Get Everyone Involved
If you ask them, people will often tell you that they don’t like being forced to participate.
It is also true that people will rarely say an event was great if they sat there passively watching it.
Getting some kind of response is key - laughter, cheering, and applause at least. And involvement needn’t be confronting or awkward. You need to allow for degrees of involvement and for different ways to be involved.
Give people a choice over how much they are a part of your event. Just don’t allow them to choose not to be a part of it at all.
For example telling everyone to dress up and so a skit on stage is too confronting for many people. But asking everyone to cheer for their favourite skits done by volunteers is easy and most wont mind cheering at all.
The trick with involvement is to make it easy and natural for everyone to be animated and enagaged, and to avoid the situations where they become passive or tune out entirely.
Organise Time and Space
It may seem obvious but you need to allow time for the fun, and to have space for it to occur in.
I’m certain that all of us have been involved in events where from the very beginning it was a struggle to catch up and regain the time lost to delays and over-scheduled agendas. And often times the fun activity is then asked to cut their set to a much shorter time. That is not always practical and will often lead to a poorer outcome.
It is not uncommon for me to be approached to entertain at an event for several hundred people, say at a sales conference, and then to be told we can give you only 20 minutes. When given such constraints I often find myself thinking “well, that’ll be about 7 minutes by the time they run late and start cutting things”.
A large event needs more time - even the act of getting on stage and gaining people’s attention takes longer with more people present. And for a larger crowd a stage is almost always needed.
Different entertainers have different staging needs. Some can get by on a small podium. But a circus or dance act (or comedy hypnotist) might need a larger area for their act. Choosing an act or activity that can be undertaken in the space available is an important consideration.
But however large or small your event is - allow ample time for the entertainment and enough room. And allow for the usual delays and overruns that occur with food service and speeches.
Have a Budget
If you are hiring in someone to create some fun, perhaps to entertain, remember that they are unlikely to be able to book in a second or third client that same night.
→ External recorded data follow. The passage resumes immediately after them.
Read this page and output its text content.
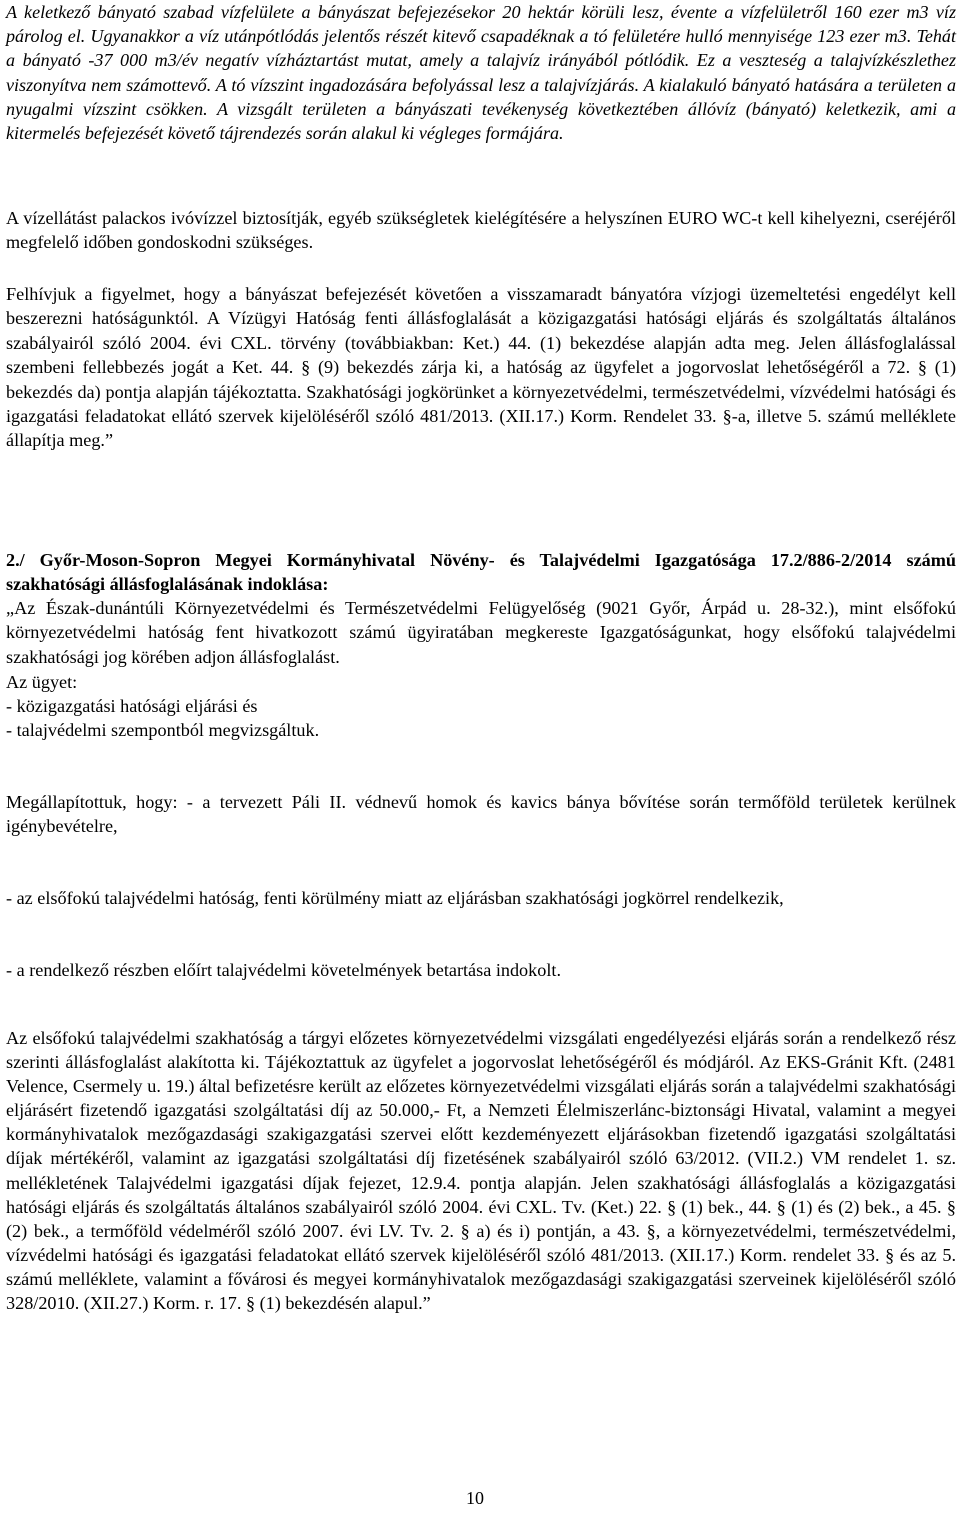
A keletkező bányató szabad vízfelülete a bányászat befejezésekor 20 hektár körüli lesz, évente a vízfelületről 160 ezer m3 víz párolog el. Ugyanakkor a víz utánpótlódás jelentős részét kitevő csapadéknak a tó felületére hulló mennyisége 123 ezer m3. Tehát a bányató -37 000 m3/év negatív vízháztartást mutat, amely a talajvíz irányából pótlódik. Ez a veszteség a talajvízkészlethez viszonyítva nem számottevő. A tó vízszint ingadozására befolyással lesz a talajvízjárás. A kialakuló bányató hatására a területen a nyugalmi vízszint csökken. A vizsgált területen a bányászati tevékenység következtében állóvíz (bányató) keletkezik, ami a kitermelés befejezését követő tájrendezés során alakul ki végleges formájára.

A vízellátást palackos ivóvízzel biztosítják, egyéb szükségletek kielégítésére a helyszínen EURO WC-t kell kihelyezni, cseréjéről megfelelő időben gondoskodni szükséges.

Felhívjuk a figyelmet, hogy a bányászat befejezését követően a visszamaradt bányatóra vízjogi üzemeltetési engedélyt kell beszerezni hatóságunktól. A Vízügyi Hatóság fenti állásfoglalását a közigazgatási hatósági eljárás és szolgáltatás általános szabályairól szóló 2004. évi CXL. törvény (továbbiakban: Ket.) 44. (1) bekezdése alapján adta meg. Jelen állásfoglalással szembeni fellebbezés jogát a Ket. 44. § (9) bekezdés zárja ki, a hatóság az ügyfelet a jogorvoslat lehetőségéről a 72. § (1) bekezdés da) pontja alapján tájékoztatta. Szakhatósági jogkörünket a környezetvédelmi, természetvédelmi, vízvédelmi hatósági és igazgatási feladatokat ellátó szervek kijelöléséről szóló 481/2013. (XII.17.) Korm. Rendelet 33. §-a, illetve 5. számú melléklete állapítja meg.”

2./ Győr-Moson-Sopron Megyei Kormányhivatal Növény- és Talajvédelmi Igazgatósága 17.2/886-2/2014 számú szakhatósági állásfoglalásának indoklása:

„Az Észak-dunántúli Környezetvédelmi és Természetvédelmi Felügyelőség (9021 Győr, Árpád u. 28-32.), mint elsőfokú környezetvédelmi hatóság fent hivatkozott számú ügyiratában megkereste Igazgatóságunkat, hogy elsőfokú talajvédelmi szakhatósági jog körében adjon állásfoglalást.

Az ügyet:
- közigazgatási hatósági eljárási és
- talajvédelmi szempontból megvizsgáltuk.

Megállapítottuk, hogy: - a tervezett Páli II. védnevű homok és kavics bánya bővítése során termőföld területek kerülnek igénybevételre,

- az elsőfokú talajvédelmi hatóság, fenti körülmény miatt az eljárásban szakhatósági jogkörrel rendelkezik,

- a rendelkező részben előírt talajvédelmi követelmények betartása indokolt.

Az elsőfokú talajvédelmi szakhatóság a tárgyi előzetes környezetvédelmi vizsgálati engedélyezési eljárás során a rendelkező rész szerinti állásfoglalást alakította ki. Tájékoztattuk az ügyfelet a jogorvoslat lehetőségéről és módjáról. Az EKS-Gránit Kft. (2481 Velence, Csermely u. 19.) által befizetésre került az előzetes környezetvédelmi vizsgálati eljárás során a talajvédelmi szakhatósági eljárásért fizetendő igazgatási szolgáltatási díj az 50.000,- Ft, a Nemzeti Élelmiszerlánc-biztonsági Hivatal, valamint a megyei kormányhivatalok mezőgazdasági szakigazgatási szervei előtt kezdeményezett eljárásokban fizetendő igazgatási szolgáltatási díjak mértékéről, valamint az igazgatási szolgáltatási díj fizetésének szabályairól szóló 63/2012. (VII.2.) VM rendelet 1. sz. mellékletének Talajvédelmi igazgatási díjak fejezet, 12.9.4. pontja alapján. Jelen szakhatósági állásfoglalás a közigazgatási hatósági eljárás és szolgáltatás általános szabályairól szóló 2004. évi CXL. Tv. (Ket.) 22. § (1) bek., 44. § (1) és (2) bek., a 45. § (2) bek., a termőföld védelméről szóló 2007. évi LV. Tv. 2. § a) és i) pontján, a 43. §, a környezetvédelmi, természetvédelmi, vízvédelmi hatósági és igazgatási feladatokat ellátó szervek kijelöléséről szóló 481/2013. (XII.17.) Korm. rendelet 33. § és az 5. számú melléklete, valamint a fővárosi és megyei kormányhivatalok mezőgazdasági szakigazgatási szerveinek kijelöléséről szóló 328/2010. (XII.27.) Korm. r. 17. § (1) bekezdésén alapul.”

10
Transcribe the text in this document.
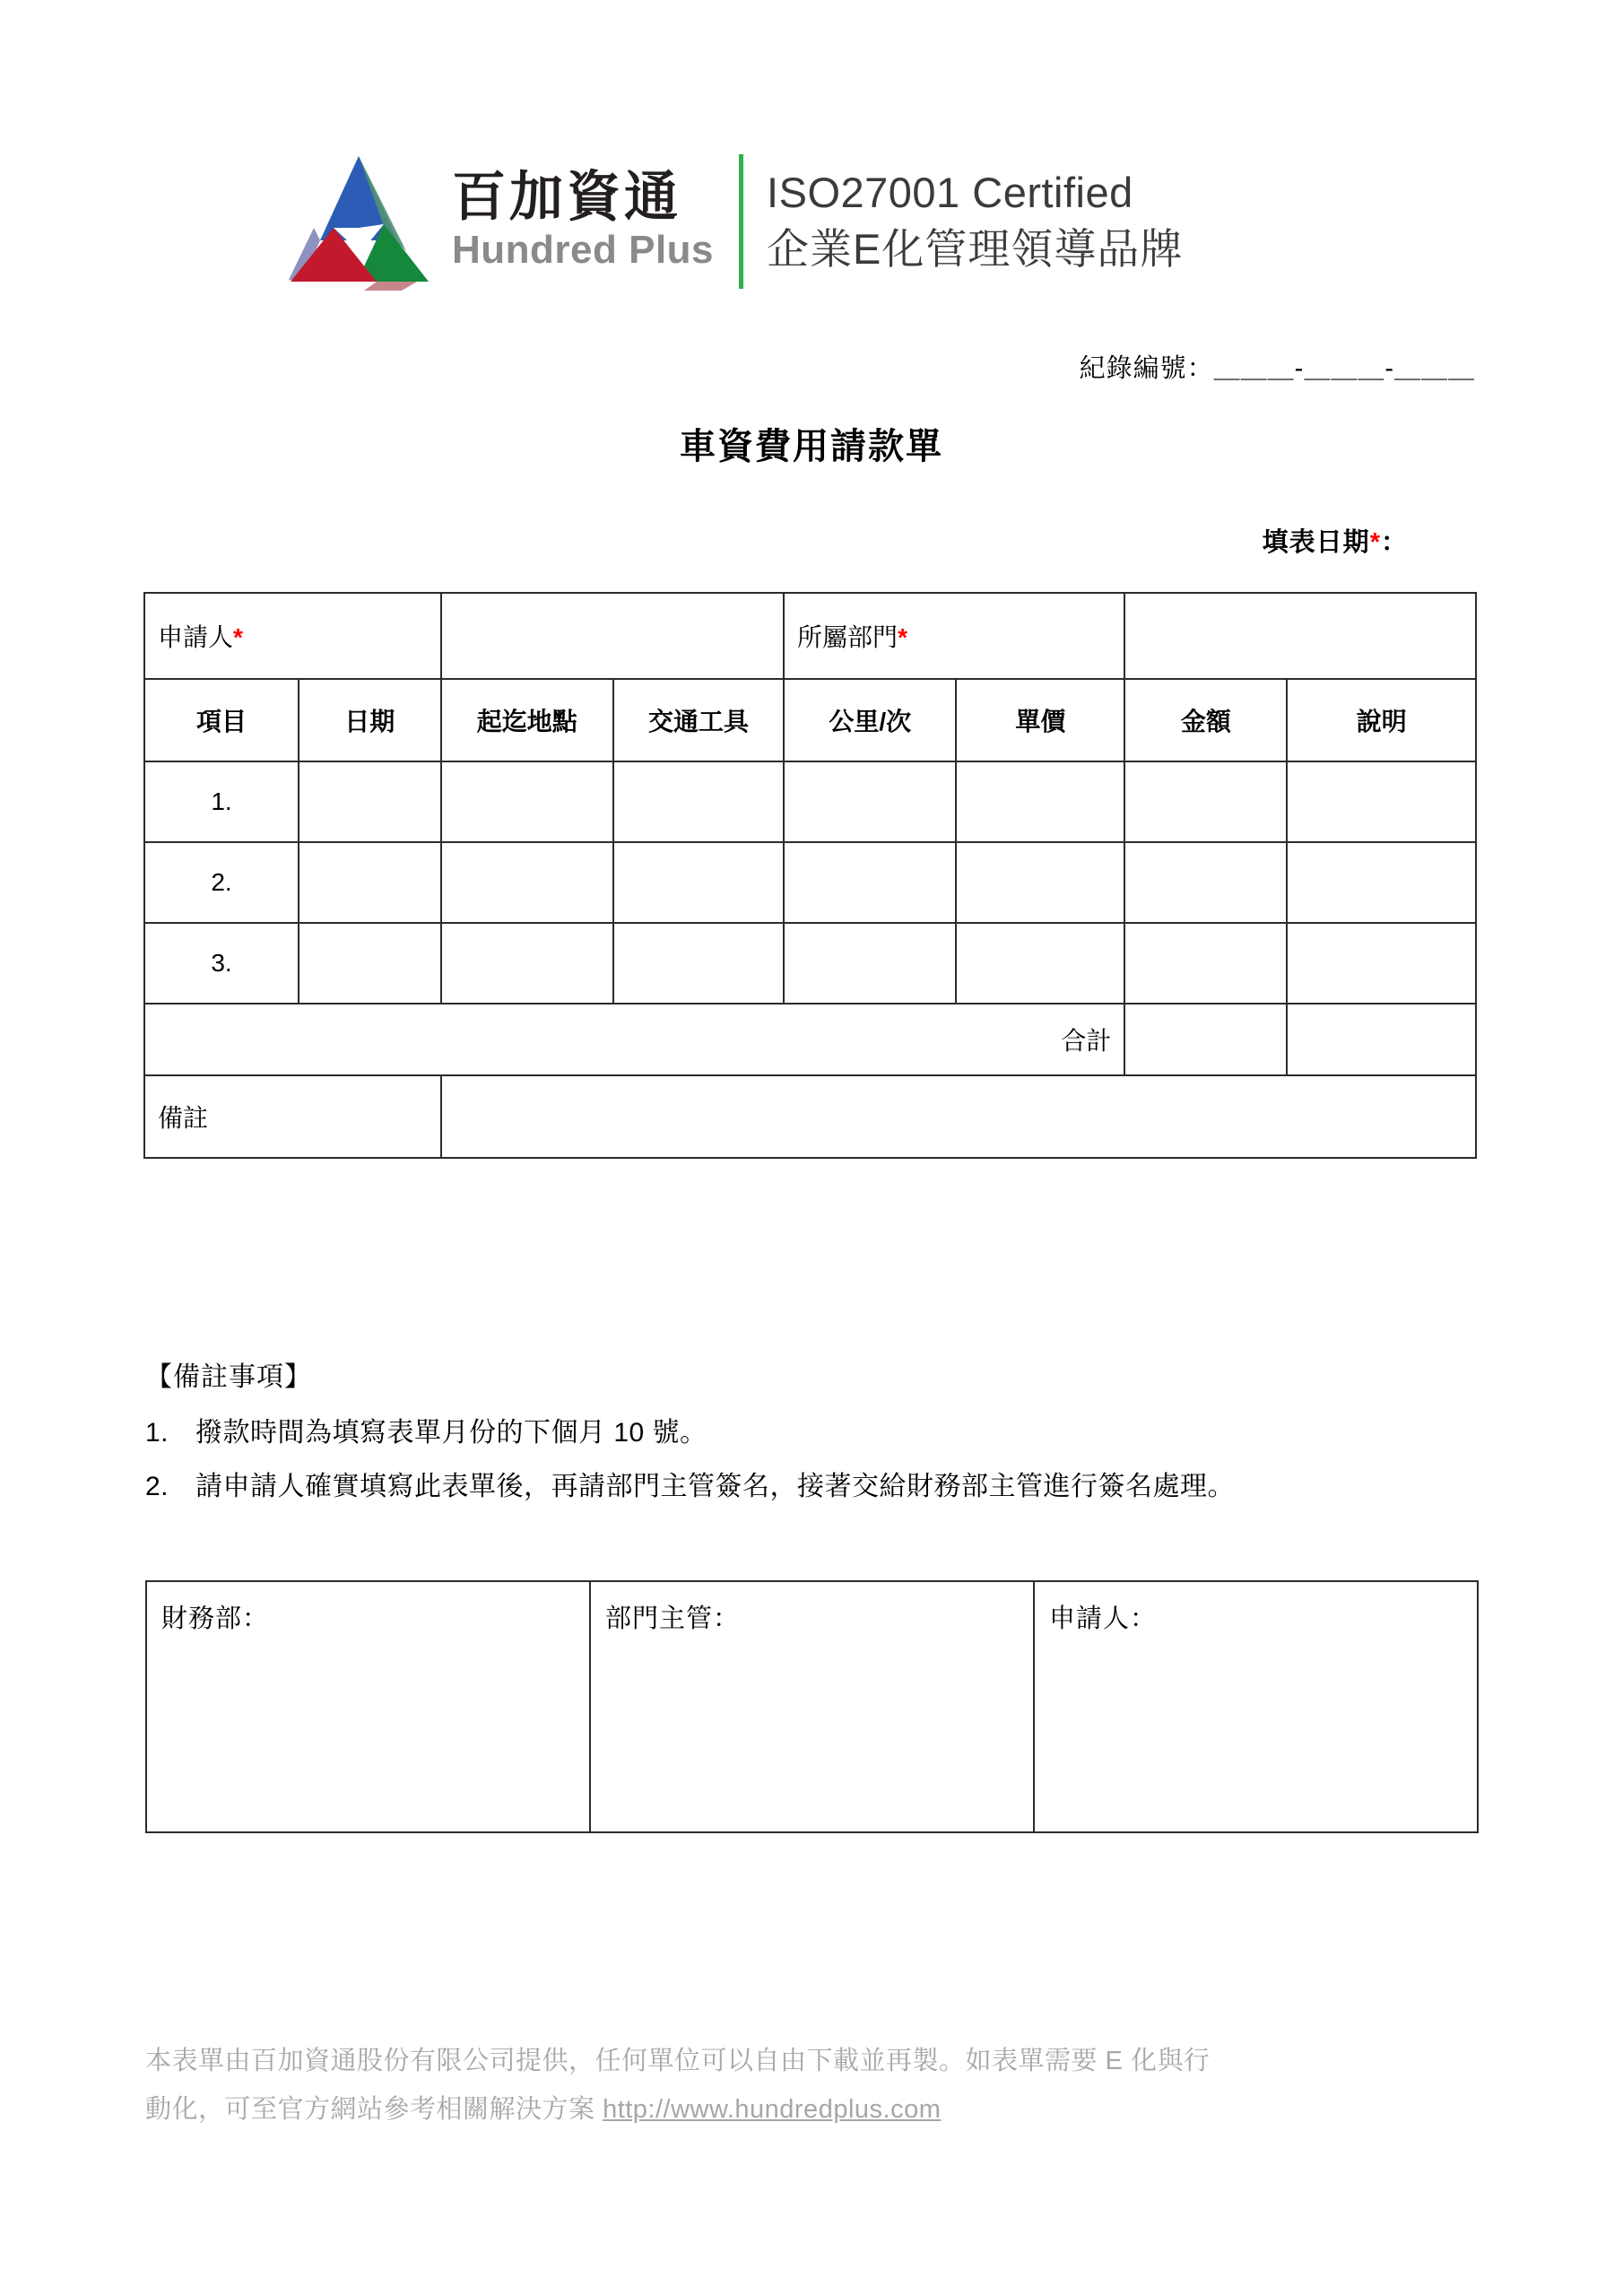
百加資通
Hundred Plus
ISO27001 Certified
企業E化管理領導品牌
紀錄編號：＿＿＿-＿＿＿-＿＿＿
車資費用請款單
填表日期*：
申請人*				所屬部門*			
項目	日期	起迄地點	交通工具	公里/次	單價	金額	說明
1.							
2.							
3.							
合計							
備註							
【備註事項】
1. 撥款時間為填寫表單月份的下個月 10 號。
2. 請申請人確實填寫此表單後，再請部門主管簽名，接著交給財務部主管進行簽名處理。
財務部：	部門主管：	申請人：
本表單由百加資通股份有限公司提供，任何單位可以自由下載並再製。如表單需要 E 化與行
動化，可至官方網站參考相關解決方案 http://www.hundredplus.com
Your schedule might run late, and the need to travel, even across town, might make it impossible to attend more than your event that night.
In my case I’m at your event for the evening - and my act is not cheaper if you “only want 45 minutes” versus an hour. Most of my work occurs before the event, and after it. In most cases you are not booking an act or activity “by the hour” you’re booking it outright.
There is considerable variation on pricing and quality for corporate entertainment. A key point to keep in kind is that professionals in every arena come at a price. If you do not set aside sufficient budget for fun activities then you’re likely to get something amateur and possibly not quite so good. You’ll likely just get what you pay for.